The brokerage said India is gaining a stronger footing in global output, driven by structural tailwinds like demographics, political stability, and improving infrastructure.
These tailwinds, combined with lower inflation volatility and a more dovish central bank, could compress real rates and support higher multiples on equity.
The Nifty 50 index has risen nearly 20% over the past year and is hovering near record levels.
There are further upside too like falling oil intensity, steady export growth especially in services and the prospect of a primary fiscal surplus within three years.
“High growth with low volatility and falling interest rates and low beta = higher P/E,” said analyst, adding that household portfolios continue to tilt towards equities, providing a steady bid for stocks.

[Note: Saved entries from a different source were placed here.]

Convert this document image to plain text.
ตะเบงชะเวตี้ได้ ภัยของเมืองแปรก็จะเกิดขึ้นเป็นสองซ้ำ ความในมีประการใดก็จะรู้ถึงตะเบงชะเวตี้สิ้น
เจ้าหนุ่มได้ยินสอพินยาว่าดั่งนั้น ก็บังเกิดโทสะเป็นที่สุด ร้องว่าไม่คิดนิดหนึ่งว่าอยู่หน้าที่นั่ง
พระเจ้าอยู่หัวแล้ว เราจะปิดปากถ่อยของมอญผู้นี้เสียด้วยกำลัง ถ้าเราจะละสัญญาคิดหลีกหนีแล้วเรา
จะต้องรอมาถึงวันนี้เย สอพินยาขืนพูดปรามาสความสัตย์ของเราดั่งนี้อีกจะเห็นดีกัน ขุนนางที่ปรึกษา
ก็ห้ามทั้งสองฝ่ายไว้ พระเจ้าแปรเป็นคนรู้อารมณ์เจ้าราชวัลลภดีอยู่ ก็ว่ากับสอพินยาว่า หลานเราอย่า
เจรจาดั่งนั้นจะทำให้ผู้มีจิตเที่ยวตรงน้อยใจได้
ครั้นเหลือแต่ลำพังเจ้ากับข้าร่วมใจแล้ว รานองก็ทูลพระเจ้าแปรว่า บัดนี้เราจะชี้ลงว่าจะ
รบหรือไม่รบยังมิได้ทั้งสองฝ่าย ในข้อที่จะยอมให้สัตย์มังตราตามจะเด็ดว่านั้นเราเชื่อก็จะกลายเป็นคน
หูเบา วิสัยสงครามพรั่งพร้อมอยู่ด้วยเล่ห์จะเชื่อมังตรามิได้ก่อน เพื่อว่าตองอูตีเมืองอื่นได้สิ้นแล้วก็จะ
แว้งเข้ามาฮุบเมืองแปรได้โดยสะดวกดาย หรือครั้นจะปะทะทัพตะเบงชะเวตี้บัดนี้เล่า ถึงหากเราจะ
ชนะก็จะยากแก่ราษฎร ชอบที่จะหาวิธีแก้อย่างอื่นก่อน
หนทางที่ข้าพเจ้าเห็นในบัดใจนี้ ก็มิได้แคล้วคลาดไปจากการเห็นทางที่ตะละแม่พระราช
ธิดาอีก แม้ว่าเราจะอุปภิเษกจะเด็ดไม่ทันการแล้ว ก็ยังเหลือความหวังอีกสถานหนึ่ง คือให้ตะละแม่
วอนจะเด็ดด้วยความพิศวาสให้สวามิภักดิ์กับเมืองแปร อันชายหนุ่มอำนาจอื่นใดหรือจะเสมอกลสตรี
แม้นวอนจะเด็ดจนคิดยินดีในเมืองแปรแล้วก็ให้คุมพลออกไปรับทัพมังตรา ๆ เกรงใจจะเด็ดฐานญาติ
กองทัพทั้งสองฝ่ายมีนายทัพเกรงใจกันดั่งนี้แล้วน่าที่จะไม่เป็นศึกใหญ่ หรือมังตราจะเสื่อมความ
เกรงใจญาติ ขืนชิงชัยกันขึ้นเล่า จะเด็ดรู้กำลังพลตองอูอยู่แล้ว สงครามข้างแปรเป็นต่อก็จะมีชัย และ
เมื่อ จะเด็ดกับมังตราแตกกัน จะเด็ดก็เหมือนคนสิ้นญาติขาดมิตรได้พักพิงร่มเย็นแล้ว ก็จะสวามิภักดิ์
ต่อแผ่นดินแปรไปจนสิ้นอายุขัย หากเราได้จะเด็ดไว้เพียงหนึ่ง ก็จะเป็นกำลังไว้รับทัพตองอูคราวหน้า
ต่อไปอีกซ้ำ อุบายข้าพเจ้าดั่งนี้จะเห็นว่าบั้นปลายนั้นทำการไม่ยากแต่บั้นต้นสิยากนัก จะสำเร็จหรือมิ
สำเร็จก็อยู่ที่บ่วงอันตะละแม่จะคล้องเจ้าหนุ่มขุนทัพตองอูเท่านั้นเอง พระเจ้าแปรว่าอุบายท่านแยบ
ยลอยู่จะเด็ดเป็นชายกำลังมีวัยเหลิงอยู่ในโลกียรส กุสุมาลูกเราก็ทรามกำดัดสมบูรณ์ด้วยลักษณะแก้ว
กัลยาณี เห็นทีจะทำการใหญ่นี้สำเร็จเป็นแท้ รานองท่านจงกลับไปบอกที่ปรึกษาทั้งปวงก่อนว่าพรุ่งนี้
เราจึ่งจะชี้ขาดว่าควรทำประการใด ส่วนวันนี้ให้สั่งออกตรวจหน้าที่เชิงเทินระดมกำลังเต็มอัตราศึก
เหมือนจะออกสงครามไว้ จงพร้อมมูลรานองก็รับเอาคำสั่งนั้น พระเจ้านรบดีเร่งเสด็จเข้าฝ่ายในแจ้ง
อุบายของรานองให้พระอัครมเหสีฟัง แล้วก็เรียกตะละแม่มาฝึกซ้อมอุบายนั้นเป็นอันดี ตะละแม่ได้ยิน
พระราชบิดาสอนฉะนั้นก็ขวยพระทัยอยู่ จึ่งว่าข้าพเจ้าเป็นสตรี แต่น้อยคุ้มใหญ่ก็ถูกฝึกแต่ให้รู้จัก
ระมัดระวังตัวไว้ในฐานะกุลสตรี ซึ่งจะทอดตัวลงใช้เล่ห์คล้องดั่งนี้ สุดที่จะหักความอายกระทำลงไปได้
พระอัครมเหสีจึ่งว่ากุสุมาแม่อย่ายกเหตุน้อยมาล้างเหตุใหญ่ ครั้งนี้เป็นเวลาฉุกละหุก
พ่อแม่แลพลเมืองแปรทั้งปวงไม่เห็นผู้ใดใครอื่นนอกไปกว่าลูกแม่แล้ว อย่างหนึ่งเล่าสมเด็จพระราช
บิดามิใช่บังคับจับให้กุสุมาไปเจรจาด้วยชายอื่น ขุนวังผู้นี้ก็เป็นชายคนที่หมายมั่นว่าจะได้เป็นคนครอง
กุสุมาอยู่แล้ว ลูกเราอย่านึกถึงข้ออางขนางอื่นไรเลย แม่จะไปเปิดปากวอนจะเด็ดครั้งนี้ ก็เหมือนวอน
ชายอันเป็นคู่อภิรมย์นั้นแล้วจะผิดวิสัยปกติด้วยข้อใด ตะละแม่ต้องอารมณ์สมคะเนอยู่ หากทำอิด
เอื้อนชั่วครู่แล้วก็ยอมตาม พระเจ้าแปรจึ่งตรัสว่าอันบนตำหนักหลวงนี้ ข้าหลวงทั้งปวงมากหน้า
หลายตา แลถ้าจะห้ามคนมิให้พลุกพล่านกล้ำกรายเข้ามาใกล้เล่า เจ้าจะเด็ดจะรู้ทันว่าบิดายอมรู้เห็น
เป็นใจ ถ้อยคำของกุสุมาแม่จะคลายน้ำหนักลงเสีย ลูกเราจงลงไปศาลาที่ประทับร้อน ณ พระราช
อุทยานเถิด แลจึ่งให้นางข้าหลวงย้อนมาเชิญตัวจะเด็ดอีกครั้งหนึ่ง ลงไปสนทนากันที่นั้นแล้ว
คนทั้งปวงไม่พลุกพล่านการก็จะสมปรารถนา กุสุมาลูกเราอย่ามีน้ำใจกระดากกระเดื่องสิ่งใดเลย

But brokerage cautions that near-term gains may depend on market confidence in the earnings cycle.
A soft patch that began in the second quarter of fiscal 2025 may be ending but the market remains unconvinced.
Potential catalysts include a trade deal with the US, greater clarity on GST rate changes, and a pickup in private capex and credit growth.
Foreign portfolio investor positioning remains at its weakest level in over two decades, suggesting room for inflows, though MS flagged global growth and geopolitics, mostly higher oil prices, as downside risks.
Morgan Stanley recommends overweight positions in domestic cyclicals such as financials, consumer discretionary and industrials, while remaining underweight energy, utilities and healthcare.
It also noted that the current environment is likely to favour stock selection over macro-driven moves.